The Annual Ploughing Match of Vintage Tractors with Andrew Mackay at West Greenland when the old timers get going, both men and machines in some cases, brings back to me the warm evocative smell of paraffin oil, not unlike that of the lanterns. The soft whisper of the old petrol / paraffin tractors is worth listening to in the field as a change from the hammering diesel of modern tractors. The starting handle sticking out the front is an added punctuation mark reminder of Times Gone By.
In Stronsay there were knackey men who fitted a small wind generator to their house gable end and had electric light from a bank of Sulphuric Acid batteries. I think Stroma was much in that category too.
Time moved on, and at Greenland Mains in the Spring of 1951 we finally got a Lister Electric Instamatic Generator. Farm House only. It started automatically when a light was switched on, stopped when the last light was switched off Installed by Aulds of Halkirk, who also wired the House. If any of us came home late, tiptoe in and DO NOT switch on a light. After the Hydro Board installed Mains power about 1953 that Lister Instamatic finally found its way to Stronsay, who got it I cannot recall. I think one is still working in Rackwick in Hoy where they have no Main Line electricity. We were at Rackwick last summer and I heard the old familiar Lister song from one of the nearby houses.

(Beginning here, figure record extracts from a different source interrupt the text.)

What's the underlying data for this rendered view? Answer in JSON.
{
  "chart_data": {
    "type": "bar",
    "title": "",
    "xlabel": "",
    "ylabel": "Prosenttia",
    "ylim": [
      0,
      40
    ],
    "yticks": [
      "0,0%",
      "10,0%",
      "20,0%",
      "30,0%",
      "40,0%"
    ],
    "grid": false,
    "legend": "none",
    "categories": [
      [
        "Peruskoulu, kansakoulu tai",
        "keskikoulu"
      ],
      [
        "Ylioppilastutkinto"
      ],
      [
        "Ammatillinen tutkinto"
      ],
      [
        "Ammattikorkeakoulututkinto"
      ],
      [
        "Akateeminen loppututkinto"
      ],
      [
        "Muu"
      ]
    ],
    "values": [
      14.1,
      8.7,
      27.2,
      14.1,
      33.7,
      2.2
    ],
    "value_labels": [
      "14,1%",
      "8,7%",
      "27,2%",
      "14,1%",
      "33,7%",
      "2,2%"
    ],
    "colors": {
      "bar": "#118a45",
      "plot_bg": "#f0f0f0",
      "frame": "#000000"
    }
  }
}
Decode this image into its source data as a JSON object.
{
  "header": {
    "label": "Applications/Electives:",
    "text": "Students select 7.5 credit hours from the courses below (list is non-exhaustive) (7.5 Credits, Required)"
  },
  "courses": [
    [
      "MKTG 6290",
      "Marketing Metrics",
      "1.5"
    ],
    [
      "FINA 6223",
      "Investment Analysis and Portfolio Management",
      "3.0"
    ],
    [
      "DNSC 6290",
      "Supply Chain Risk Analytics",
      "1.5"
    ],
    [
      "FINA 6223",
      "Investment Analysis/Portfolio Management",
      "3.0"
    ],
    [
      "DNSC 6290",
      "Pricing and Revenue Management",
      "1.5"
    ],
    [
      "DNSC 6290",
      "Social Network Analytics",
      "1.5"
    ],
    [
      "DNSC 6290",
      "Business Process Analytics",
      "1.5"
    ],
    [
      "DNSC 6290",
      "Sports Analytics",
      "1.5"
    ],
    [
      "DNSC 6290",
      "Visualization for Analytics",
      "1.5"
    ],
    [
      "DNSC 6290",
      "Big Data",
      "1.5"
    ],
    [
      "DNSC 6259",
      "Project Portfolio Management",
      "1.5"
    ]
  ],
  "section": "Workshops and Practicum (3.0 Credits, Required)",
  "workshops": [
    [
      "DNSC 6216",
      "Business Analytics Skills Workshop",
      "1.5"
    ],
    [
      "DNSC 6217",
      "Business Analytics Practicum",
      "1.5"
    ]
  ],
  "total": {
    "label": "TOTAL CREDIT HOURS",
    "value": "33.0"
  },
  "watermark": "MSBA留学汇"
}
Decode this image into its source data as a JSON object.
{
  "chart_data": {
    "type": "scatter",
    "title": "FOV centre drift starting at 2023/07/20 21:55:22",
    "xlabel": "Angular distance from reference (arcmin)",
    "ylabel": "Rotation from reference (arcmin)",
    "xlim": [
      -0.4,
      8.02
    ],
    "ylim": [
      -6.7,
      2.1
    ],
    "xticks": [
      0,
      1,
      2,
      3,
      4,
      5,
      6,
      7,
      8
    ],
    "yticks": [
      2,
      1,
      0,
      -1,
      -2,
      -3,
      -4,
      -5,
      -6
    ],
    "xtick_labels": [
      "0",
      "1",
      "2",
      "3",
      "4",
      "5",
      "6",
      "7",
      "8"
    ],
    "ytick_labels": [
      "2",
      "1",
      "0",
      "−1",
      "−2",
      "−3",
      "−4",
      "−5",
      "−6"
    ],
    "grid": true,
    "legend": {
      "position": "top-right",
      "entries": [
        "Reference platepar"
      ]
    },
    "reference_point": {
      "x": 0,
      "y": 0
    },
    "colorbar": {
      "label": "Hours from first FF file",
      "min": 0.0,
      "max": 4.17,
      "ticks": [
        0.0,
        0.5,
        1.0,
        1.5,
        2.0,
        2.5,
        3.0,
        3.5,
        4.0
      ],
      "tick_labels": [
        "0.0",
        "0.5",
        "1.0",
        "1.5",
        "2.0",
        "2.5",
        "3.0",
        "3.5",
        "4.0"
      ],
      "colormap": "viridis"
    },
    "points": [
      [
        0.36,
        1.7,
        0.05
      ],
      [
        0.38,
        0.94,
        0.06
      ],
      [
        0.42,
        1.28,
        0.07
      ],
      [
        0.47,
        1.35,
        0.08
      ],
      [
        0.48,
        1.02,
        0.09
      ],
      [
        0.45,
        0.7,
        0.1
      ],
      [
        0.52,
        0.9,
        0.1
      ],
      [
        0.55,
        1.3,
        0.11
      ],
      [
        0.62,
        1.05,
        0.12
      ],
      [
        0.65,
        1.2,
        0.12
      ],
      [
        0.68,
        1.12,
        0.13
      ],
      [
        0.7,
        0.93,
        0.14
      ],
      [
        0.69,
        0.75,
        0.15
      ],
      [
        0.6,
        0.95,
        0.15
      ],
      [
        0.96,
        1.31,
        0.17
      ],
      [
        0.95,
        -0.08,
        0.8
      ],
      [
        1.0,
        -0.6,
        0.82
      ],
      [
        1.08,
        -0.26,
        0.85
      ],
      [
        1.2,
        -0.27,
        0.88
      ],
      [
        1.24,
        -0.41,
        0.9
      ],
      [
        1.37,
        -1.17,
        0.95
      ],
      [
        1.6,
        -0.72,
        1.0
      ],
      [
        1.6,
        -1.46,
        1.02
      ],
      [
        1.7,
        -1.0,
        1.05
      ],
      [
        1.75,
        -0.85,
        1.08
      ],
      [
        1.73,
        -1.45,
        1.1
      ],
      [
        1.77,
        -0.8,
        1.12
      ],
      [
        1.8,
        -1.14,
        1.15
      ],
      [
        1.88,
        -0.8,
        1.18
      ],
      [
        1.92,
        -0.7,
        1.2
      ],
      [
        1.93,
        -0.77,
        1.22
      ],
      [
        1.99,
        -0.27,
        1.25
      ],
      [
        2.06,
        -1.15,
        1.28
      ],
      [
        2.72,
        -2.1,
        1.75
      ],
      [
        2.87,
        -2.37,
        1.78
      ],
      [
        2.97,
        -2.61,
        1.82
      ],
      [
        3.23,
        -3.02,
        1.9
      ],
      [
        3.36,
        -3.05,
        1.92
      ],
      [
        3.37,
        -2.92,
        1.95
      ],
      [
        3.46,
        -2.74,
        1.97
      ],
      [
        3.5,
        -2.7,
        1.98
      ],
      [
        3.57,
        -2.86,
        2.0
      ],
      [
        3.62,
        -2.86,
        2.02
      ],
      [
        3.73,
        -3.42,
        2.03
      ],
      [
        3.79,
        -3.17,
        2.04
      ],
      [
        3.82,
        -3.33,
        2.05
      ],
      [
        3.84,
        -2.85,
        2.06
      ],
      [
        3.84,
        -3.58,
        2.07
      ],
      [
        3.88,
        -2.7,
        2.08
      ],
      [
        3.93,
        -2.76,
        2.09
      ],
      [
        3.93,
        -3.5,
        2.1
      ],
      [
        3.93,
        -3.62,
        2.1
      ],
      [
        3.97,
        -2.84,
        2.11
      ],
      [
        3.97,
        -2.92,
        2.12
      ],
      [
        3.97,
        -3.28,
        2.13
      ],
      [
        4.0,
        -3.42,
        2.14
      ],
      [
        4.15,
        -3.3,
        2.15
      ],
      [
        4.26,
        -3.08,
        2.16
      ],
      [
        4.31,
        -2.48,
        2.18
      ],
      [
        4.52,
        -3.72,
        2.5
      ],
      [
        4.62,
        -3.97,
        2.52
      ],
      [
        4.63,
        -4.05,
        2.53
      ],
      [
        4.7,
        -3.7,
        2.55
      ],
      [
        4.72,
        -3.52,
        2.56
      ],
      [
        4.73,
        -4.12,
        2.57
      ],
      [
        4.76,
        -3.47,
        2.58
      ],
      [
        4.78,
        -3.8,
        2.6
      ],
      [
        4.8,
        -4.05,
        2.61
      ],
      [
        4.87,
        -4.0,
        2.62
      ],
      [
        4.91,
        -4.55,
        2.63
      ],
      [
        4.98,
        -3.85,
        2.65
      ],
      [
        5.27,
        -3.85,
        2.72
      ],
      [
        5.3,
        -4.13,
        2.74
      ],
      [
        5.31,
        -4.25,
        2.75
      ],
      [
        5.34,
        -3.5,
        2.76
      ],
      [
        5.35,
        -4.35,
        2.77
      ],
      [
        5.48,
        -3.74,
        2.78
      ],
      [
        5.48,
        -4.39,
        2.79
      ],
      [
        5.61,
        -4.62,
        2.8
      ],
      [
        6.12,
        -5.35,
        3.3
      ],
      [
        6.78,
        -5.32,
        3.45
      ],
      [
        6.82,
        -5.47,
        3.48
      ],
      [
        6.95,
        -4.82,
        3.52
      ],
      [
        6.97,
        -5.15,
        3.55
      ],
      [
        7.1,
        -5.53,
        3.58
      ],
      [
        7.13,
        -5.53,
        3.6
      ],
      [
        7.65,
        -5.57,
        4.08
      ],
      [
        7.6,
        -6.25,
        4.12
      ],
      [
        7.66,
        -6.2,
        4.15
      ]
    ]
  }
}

At Lower Dounreay we had a lighting plant with a really sweet diesel engine, put in pre War by the late Jack Davidson, running quietly for an hour or so a day to charge a range of large glass acid batteries to give us 110 volts for lights in the House, though no power points. No supply to the steading where we had what I grew up with, the ubiquitous paraffin lantern. Filled in the oil shed next the massive Campbell Thrashing Mill engine, but do not mix the paraffins. Lamp oil was cleaner.

Only in May 1956 when we moved to Isauld did we get Hydro Power. The Hydro Board said they would not put it into Lower Dounreay as we were scheduled to move out of our first home shortly anyway to make way for the U.K.A.E.A. Isauld House and Farm Steading were wired and we moved in to switches and floods of light everywhere. Power points too. Quite a change.